One hundred years ago, the state of Michigan had more than 7,000 local school districts.
There are slightly more than 800 school districts today, and many of them are struggling with their finances.
Today, State Superintendent Michael Flanagan outlined a plan he says would save money.
He wants more school services consolidated at the county level.
In a letter to the Legislature, Flanagan said giving more power to county-wide districts would create more "administrative efficiencies," and would "better absorb the enrollment fluctuations one local school district might be suffering."
In his letter, Flanagan wrote that other states are successful using this model.
In Florida, for example, the MiamiDade County School District has 354,000 students at $6,808 per pupil; the Broward County School District has 260,000 students at $6,766 per pupil; and the Hillsborough County School District (Tampa) has 200,000 students at $6,768 per pupil.

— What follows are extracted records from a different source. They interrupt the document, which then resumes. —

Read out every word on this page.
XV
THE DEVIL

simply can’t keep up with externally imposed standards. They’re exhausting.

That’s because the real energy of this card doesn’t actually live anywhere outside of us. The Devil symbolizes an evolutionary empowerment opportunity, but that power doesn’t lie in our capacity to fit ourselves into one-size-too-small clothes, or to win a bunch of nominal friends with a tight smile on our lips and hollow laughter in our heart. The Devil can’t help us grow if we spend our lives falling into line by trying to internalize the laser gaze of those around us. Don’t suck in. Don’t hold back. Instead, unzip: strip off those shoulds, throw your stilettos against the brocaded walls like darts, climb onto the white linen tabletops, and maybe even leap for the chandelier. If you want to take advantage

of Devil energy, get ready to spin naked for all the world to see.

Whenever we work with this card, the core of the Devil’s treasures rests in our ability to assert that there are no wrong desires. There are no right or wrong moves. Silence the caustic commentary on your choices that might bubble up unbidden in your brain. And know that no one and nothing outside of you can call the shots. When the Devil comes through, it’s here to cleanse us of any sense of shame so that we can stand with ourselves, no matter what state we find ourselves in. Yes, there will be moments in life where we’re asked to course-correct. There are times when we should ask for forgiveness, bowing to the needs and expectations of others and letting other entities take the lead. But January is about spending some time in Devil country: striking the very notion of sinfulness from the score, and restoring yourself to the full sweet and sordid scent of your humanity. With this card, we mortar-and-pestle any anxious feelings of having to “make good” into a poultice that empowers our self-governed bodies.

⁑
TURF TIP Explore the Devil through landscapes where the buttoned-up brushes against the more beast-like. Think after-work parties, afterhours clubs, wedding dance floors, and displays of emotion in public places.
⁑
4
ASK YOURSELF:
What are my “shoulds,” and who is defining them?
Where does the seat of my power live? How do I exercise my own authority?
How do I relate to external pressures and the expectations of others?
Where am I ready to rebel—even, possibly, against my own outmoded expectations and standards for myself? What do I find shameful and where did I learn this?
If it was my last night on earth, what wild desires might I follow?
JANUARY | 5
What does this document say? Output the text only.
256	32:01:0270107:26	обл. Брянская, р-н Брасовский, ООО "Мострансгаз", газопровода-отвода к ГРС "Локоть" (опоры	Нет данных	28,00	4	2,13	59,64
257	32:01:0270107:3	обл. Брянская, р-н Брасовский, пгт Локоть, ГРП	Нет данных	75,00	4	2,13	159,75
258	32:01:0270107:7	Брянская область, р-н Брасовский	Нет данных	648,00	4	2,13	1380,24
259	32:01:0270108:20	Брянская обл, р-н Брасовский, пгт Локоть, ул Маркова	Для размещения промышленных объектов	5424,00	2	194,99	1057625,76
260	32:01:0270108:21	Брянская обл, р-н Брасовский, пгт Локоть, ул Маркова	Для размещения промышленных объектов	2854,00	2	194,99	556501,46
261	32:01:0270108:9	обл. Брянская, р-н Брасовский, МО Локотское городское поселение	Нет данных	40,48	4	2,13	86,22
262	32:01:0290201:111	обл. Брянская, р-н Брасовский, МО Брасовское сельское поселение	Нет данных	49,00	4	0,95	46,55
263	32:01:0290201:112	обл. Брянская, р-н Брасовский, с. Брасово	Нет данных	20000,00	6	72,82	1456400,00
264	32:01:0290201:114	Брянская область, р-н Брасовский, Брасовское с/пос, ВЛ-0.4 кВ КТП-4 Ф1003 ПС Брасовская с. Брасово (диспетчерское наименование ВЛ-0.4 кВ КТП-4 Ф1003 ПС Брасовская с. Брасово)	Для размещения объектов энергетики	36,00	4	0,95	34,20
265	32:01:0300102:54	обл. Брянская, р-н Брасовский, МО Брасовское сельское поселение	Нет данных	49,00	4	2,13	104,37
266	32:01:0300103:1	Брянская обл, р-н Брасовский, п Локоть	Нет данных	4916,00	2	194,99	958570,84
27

Many school districts in the state already have some county-level districts set up. They're known as "intermediate school districts," but they mainly provide support services to local school districts. This proposal would beef up their responsibility and power.

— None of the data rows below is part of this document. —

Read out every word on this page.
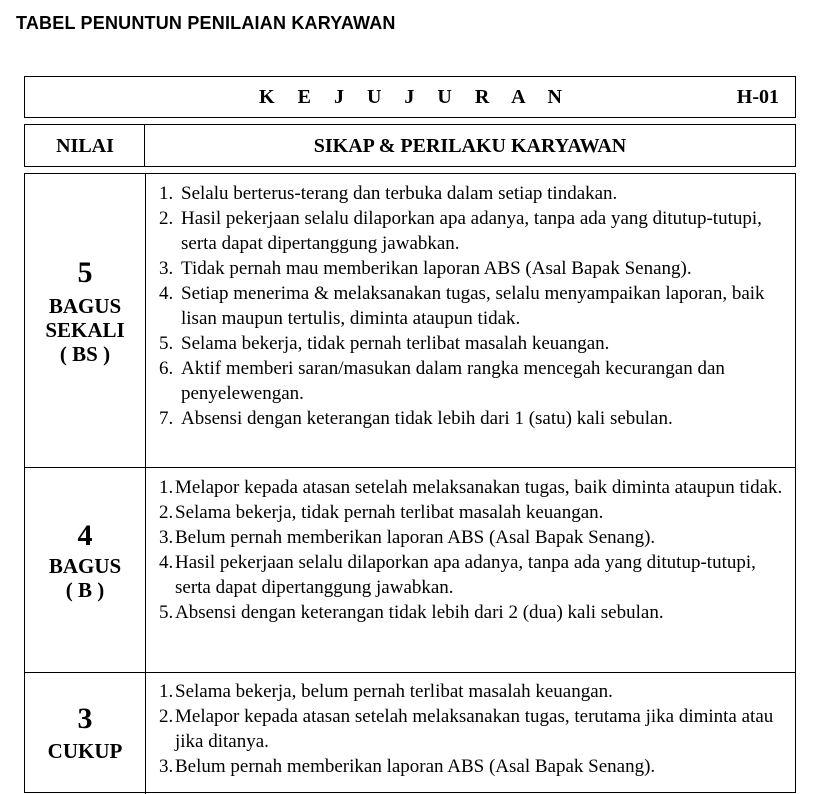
TABEL PENUNTUN PENILAIAN KARYAWAN
K E J U J U R A N	H-01
NILAI	SIKAP & PERILAKU KARYAWAN
5
BAGUS
SEKALI
( BS )
1. Selalu berterus-terang dan terbuka dalam setiap tindakan.
2. Hasil pekerjaan selalu dilaporkan apa adanya, tanpa ada yang ditutup-tutupi, serta dapat dipertanggung jawabkan.
3. Tidak pernah mau memberikan laporan ABS (Asal Bapak Senang).
4. Setiap menerima & melaksanakan tugas, selalu menyampaikan laporan, baik lisan maupun tertulis, diminta ataupun tidak.
5. Selama bekerja, tidak pernah terlibat masalah keuangan.
6. Aktif memberi saran/masukan dalam rangka mencegah kecurangan dan penyelewengan.
7. Absensi dengan keterangan tidak lebih dari 1 (satu) kali sebulan.
4
BAGUS
( B )
1. Melapor kepada atasan setelah melaksanakan tugas, baik diminta ataupun tidak.
2. Selama bekerja, tidak pernah terlibat masalah keuangan.
3. Belum pernah memberikan laporan ABS (Asal Bapak Senang).
4. Hasil pekerjaan selalu dilaporkan apa adanya, tanpa ada yang ditutup-tutupi, serta dapat dipertanggung jawabkan.
5. Absensi dengan keterangan tidak lebih dari 2 (dua) kali sebulan.
3
CUKUP
1. Selama bekerja, belum pernah terlibat masalah keuangan.
2. Melapor kepada atasan setelah melaksanakan tugas, terutama jika diminta atau jika ditanya.
3. Belum pernah memberikan laporan ABS (Asal Bapak Senang).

The intermediate school districts have told me, and members of the legislature, that they want to be more active in the administration and academic functions of local school districts…. to “help” their local districts. This is a prime opportunity for them to step up....
Intermediate school districts have been in existence in Michigan for 50 years. We don’t want to go another 50 years before ISDs get the responsibilities they should have had 50 years
Realizing many local school districts and their supporters would not be willing to give up control, Flanagan called his idea a "hybrid system," that would centralize more administrative and academic functions at the county level.